فَكَيْفَ إِذَا أَصَابَتْهُمْ مُصِيبَةٌ بِمَا قَدَّمَتْ أَيْدِيهِمْ ثُمَّ
جَاءُوكَ يَحْلِفُونَ بِاللَّهِ إِنْ أَرَدْنَا إِلا إِحْسَانًا
وَتَوْفِيقًا
"Dan apabila
dikatakan kepada mereka: 'Marilah kamu (tunduk) kepada hukum yang telah Allah
turunkan dan kepada hukum Rasul niscaya kamu lihat orang-orang munafiq
menghalangi (manusia) dengan sekuat-kuatnya agar tidak mendekati (kamu).
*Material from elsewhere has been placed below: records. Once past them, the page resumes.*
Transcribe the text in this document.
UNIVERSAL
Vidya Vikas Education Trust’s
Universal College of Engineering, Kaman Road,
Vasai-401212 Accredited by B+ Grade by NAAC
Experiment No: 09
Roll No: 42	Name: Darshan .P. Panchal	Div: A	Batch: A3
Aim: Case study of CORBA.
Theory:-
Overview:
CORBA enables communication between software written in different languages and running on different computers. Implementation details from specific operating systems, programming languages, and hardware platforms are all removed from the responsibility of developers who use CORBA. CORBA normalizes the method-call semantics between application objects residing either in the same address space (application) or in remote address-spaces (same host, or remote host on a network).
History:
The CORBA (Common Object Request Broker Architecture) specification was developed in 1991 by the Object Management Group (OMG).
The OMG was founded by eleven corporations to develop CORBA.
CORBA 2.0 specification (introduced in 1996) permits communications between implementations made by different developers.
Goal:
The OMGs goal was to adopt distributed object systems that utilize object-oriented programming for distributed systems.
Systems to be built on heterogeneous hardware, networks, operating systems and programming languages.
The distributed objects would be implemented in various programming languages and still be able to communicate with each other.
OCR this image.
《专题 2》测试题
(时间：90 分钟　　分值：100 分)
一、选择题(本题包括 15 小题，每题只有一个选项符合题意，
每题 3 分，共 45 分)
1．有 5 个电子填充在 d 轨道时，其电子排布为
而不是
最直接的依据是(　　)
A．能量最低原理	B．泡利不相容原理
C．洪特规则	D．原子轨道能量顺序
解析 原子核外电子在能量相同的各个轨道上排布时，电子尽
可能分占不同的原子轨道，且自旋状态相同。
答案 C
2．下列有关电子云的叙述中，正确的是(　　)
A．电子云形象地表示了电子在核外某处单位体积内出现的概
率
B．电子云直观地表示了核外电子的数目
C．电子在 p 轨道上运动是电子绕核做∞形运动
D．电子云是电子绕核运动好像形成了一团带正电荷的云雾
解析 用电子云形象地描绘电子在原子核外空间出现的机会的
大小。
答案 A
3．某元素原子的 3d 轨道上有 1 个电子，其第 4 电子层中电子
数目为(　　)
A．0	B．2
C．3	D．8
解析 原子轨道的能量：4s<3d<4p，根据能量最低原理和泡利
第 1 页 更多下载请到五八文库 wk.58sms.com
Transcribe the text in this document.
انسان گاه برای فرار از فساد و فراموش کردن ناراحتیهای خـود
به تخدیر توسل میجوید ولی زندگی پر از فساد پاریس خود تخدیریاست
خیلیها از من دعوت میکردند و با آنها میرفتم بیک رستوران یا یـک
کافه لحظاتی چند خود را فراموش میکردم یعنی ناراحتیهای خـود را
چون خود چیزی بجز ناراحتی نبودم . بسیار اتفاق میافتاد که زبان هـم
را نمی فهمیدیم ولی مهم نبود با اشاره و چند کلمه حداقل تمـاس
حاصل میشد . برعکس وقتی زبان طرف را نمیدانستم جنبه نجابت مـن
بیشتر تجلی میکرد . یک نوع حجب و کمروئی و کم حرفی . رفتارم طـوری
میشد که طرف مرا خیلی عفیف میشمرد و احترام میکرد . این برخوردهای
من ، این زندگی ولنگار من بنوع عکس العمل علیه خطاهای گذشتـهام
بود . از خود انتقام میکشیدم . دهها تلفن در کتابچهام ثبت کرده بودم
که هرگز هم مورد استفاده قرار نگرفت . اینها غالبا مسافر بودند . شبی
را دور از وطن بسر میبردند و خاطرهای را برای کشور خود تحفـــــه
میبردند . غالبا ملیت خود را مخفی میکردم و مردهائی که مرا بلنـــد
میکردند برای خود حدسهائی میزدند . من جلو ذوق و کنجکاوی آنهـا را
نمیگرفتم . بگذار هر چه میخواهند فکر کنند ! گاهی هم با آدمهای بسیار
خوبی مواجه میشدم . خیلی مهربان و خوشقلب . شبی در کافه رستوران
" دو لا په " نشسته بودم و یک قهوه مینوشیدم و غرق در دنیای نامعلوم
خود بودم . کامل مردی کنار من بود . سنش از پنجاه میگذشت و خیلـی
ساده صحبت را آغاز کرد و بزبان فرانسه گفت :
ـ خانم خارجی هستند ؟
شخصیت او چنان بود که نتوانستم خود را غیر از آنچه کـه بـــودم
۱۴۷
Maka
bagaimanakah halnya apabila mereka (orang-orang munafik) ditimpa suatu musibah
disebabkan perbuatan tangan mereka sendiri, kemudian datang kepadamu sambil
bersumpah: Demi Allah, kami sekali-kali tidak menghendaki selain penyelesaian
yang baik dan perdamaian yang sempurna.'" (QS. An Nisa:
61-62)
Ibnul Qayyim rahimahullah berkata sehubungan dengan ayat
di atas: "Mereka bersumpah tatkala mereka itu, mendapat suatu musibah yang
menimpa akal mereka, atau agama, keyakinan, badan, dan harta mereka dikarenakan
mereka berpaling dari apa yang dibawa oleh Rasulullah Shallallahu'alaihi
wasallam dan mengangkat selain Beliau Shallallahu'alaihi wasallam sebagai hakim
atau mencari hakim atau kepastian hukum kepada selain Beliau Shallallahu'alaihi
wasallam. Ini difirmankan oleh Allah Subhanahu waTa'ala:
فَإِنْ تَوَلَّوْا فَاعْلَمْ أَنَّمَا يُرِيدُ اللَّهُ
أَنْ يُصِيبَهُمْ بِبَعْضِ ذُنُوبِهِمْ وَإِنَّ كَثِيرًا مِنَ النَّاسِ
لَفَاسِقُونَ
Jika mereka
berpaling (dari hukum yang telah diturunkan Allah), maka ketahuilah bahwa
sesungguhnya Allah menghendaki akan menimpakan musibah kepada mereka disebabkan
sebagian dosa-dosa mereka. (QS. Al Maidah: 49)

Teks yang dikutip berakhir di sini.